さらに、Gemma 2はオープンソースとして公開されています。これにより、多くの研究者や開発者がこの技術にアクセスでき、さらなる革新につながる可能性が高まっています。

Figure1, チャットボット・アリーナでのGemma 2 9Bおよび27B命令チューニング・モデルの評価 (Chiang et al., 2024)。モデルは、人間の評価者によるブラインド・サイド・バイ・サイドの評価によって互いに評価されます。各モデルには、Elo評価システムに基づいてスコアが付けられます。Gemmaモデルは最近チャットボット・アリーナに追加されたので(1.7k票)、信頼区間はより大きい。

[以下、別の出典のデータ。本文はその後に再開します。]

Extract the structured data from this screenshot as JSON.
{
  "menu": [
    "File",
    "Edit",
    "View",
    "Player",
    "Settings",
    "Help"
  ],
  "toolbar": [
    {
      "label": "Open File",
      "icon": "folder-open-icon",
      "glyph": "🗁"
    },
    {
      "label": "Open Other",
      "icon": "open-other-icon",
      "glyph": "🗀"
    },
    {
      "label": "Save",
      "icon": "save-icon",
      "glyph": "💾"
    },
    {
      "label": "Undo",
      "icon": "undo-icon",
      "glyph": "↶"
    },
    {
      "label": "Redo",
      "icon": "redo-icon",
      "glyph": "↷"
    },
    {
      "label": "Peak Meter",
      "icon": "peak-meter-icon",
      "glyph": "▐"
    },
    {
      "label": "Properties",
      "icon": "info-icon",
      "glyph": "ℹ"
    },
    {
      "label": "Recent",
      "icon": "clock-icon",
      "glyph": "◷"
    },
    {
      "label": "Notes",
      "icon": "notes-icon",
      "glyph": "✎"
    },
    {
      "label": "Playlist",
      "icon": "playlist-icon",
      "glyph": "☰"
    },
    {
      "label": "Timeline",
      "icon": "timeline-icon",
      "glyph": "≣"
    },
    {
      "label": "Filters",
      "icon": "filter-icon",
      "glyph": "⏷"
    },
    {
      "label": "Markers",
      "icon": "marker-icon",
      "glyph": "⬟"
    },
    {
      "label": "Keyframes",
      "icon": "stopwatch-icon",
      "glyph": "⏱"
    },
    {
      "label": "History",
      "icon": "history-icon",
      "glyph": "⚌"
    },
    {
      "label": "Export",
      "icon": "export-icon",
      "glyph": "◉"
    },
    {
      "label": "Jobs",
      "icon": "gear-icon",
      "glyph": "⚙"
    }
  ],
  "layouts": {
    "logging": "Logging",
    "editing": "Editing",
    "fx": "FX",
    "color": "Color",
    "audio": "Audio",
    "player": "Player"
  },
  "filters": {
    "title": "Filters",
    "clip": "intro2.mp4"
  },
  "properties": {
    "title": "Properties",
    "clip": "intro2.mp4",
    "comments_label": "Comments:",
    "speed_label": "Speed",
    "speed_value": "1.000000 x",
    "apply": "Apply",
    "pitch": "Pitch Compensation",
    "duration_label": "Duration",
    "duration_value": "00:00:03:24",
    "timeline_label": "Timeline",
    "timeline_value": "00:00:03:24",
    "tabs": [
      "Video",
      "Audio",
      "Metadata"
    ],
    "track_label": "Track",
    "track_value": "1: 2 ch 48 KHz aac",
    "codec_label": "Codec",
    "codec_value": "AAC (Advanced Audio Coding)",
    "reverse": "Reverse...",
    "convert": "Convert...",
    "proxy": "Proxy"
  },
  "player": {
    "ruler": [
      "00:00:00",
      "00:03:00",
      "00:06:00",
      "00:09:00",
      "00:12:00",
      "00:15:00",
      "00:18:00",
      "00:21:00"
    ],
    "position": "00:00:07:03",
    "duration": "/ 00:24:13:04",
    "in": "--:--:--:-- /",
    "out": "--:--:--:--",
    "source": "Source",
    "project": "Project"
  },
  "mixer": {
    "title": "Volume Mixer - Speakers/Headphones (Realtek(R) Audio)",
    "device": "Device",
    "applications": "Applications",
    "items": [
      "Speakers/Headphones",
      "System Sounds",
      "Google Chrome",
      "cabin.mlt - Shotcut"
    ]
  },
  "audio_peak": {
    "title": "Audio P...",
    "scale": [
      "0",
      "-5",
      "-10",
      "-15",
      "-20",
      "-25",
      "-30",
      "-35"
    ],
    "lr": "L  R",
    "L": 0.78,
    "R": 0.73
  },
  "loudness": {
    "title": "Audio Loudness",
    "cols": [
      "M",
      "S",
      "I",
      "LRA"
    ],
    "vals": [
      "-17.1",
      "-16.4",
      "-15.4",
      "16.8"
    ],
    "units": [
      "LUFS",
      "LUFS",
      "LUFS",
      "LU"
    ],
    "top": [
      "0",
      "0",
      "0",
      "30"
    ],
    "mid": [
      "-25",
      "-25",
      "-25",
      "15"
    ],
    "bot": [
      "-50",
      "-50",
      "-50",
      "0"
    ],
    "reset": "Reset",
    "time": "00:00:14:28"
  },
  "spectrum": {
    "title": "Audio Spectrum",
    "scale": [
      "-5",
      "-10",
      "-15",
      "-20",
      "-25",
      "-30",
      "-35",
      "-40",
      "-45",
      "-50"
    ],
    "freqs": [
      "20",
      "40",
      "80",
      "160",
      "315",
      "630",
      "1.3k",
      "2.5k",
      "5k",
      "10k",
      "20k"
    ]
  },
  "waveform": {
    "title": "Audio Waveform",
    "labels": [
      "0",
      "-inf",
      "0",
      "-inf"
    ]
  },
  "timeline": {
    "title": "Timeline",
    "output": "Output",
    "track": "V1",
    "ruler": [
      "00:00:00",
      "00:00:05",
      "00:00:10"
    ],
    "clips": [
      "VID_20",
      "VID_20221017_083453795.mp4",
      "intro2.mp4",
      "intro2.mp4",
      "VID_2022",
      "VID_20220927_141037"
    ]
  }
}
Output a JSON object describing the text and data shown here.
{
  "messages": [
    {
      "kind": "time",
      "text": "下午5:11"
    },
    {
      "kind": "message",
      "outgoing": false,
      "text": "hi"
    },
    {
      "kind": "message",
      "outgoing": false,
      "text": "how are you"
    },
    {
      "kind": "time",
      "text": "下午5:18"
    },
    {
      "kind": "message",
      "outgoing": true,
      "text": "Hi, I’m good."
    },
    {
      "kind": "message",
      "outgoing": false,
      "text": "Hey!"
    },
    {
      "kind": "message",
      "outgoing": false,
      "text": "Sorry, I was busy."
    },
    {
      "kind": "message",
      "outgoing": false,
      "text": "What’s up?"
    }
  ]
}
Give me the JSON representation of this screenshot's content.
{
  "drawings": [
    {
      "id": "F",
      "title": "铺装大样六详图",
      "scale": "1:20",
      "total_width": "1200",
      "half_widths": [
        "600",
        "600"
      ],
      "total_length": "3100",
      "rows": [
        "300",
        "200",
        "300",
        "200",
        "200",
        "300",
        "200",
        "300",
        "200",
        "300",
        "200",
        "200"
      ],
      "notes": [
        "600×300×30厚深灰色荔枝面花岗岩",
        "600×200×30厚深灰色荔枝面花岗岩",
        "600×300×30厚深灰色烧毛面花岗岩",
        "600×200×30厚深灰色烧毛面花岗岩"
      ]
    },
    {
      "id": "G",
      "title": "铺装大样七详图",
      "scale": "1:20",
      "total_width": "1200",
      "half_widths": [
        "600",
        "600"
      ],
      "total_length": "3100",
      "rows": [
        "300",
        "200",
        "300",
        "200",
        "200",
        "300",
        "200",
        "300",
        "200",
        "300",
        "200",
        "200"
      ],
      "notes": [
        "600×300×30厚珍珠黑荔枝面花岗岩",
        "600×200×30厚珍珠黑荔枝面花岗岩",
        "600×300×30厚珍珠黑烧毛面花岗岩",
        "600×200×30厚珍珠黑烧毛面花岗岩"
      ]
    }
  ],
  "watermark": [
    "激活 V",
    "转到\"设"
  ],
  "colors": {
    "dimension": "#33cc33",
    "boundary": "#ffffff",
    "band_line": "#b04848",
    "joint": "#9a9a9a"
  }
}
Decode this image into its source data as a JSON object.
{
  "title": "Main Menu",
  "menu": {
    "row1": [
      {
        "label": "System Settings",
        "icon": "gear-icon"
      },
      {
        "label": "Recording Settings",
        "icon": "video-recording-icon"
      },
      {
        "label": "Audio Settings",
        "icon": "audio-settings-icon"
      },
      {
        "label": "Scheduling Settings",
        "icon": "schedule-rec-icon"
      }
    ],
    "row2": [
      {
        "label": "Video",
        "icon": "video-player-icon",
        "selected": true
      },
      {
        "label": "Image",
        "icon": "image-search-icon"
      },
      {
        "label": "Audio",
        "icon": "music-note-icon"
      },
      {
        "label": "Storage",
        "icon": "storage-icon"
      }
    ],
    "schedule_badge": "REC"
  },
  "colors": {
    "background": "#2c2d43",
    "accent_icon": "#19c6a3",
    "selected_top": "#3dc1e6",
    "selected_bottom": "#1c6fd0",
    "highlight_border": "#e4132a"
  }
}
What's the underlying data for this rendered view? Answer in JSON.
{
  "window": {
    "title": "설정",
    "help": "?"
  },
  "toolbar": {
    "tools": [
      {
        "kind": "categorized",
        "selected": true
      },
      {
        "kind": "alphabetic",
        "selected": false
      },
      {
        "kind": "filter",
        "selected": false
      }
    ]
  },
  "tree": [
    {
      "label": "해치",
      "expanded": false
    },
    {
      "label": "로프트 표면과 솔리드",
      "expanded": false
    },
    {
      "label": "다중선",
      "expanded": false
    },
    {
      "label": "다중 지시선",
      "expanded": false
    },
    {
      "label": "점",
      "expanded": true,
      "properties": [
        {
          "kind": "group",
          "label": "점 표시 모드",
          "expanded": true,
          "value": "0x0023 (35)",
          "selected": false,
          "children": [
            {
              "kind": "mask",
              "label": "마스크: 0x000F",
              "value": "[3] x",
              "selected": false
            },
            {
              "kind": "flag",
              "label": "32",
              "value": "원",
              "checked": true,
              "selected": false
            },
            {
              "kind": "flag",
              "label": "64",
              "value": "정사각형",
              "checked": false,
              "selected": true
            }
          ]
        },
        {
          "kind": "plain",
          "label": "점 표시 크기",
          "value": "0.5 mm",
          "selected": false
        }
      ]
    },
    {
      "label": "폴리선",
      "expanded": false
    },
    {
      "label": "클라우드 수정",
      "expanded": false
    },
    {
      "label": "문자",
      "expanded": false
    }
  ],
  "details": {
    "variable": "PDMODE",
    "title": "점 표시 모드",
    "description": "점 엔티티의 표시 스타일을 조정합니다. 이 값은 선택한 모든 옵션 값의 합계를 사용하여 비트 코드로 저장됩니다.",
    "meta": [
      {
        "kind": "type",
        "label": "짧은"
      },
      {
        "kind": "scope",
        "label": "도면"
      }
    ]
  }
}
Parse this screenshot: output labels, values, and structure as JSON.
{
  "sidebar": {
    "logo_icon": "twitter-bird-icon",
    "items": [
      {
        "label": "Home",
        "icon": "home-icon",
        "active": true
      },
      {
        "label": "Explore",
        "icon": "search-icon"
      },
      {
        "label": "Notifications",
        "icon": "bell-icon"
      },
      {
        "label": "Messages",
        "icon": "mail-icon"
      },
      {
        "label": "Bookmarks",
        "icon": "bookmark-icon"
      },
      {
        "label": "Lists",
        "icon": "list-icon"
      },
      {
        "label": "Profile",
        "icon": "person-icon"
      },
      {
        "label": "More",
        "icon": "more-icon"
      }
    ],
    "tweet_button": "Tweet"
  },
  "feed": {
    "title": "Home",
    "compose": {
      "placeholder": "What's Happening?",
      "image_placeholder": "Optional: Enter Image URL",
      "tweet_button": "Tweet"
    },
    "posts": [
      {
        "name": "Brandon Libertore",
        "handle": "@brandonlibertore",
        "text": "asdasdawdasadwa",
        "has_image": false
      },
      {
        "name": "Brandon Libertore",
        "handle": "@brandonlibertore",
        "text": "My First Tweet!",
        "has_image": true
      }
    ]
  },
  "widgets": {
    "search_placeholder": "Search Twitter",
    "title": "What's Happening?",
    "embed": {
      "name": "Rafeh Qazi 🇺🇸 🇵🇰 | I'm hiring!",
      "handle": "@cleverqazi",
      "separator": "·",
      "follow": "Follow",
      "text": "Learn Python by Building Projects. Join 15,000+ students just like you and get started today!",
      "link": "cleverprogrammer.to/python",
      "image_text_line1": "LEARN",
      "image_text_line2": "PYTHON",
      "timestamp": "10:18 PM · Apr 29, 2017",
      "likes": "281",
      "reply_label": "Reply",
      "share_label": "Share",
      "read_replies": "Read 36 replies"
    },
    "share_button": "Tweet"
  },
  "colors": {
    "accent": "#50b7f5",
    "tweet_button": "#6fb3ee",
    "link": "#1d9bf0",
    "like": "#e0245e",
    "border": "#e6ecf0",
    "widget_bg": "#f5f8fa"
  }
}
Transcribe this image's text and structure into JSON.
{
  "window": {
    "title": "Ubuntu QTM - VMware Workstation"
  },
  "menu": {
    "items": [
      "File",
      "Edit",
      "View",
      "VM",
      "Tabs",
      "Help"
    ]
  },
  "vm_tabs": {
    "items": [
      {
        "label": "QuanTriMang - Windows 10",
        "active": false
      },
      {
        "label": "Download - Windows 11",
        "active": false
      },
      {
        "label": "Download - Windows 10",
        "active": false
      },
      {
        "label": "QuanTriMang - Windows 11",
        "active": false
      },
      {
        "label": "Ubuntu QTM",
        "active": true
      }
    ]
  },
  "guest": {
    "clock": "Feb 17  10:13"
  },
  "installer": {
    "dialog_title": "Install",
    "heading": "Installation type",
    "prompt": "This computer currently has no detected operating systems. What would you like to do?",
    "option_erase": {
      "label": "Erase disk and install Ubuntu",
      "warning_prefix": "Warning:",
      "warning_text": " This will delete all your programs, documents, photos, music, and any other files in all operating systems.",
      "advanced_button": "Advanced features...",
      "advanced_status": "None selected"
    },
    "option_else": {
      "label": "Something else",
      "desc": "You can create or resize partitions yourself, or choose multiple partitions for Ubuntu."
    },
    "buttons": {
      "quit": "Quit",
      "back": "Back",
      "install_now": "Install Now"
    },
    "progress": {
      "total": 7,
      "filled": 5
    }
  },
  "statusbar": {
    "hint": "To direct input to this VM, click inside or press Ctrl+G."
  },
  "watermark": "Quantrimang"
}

この図は、Gemma 2の9Bと27Bモデルが、他の主要な言語モデルと比較してどの程度の性能を持つかを示しています。驚くべきことに、Gemma 2 27Bは、GPT-4やClaude 3 Opusといった最先端モデルに匹敵する性能を示しているんです。これは、Gemma 2が単なる実験的モデルではなく、実用レベルの高性能AIであることを証明していますね。

まとめ:小さな巨人、Gemma 2の登場

Gemma 2の登場は、AI技術の新たな方向性を示唆しています。「より大きく」ではなく、「より賢く」。これが、これからのAI開発のトレンドになるかもしれません。

もちろん、まだまだ課題もあります。事実性の向上や、敵対的攻撃への耐性強化など、改善の余地は多分にあります。しかし、Gemma 2が示した可能性は、間違いなくAIの未来を明るく照らすものだと言えるでしょう。

小さな体に大きな力。Gemma 2は、まさにAI界の「小さな巨人」と呼ぶにふさわしい存在です。今後の発展が、本当に楽しみですね。

以上、Google DeepMindの新たな言語モデル「Gemma 2」についてお話ししました。AIの世界は日々進化しています。これからも最新の動向をお伝えしていきますので、お楽しみに!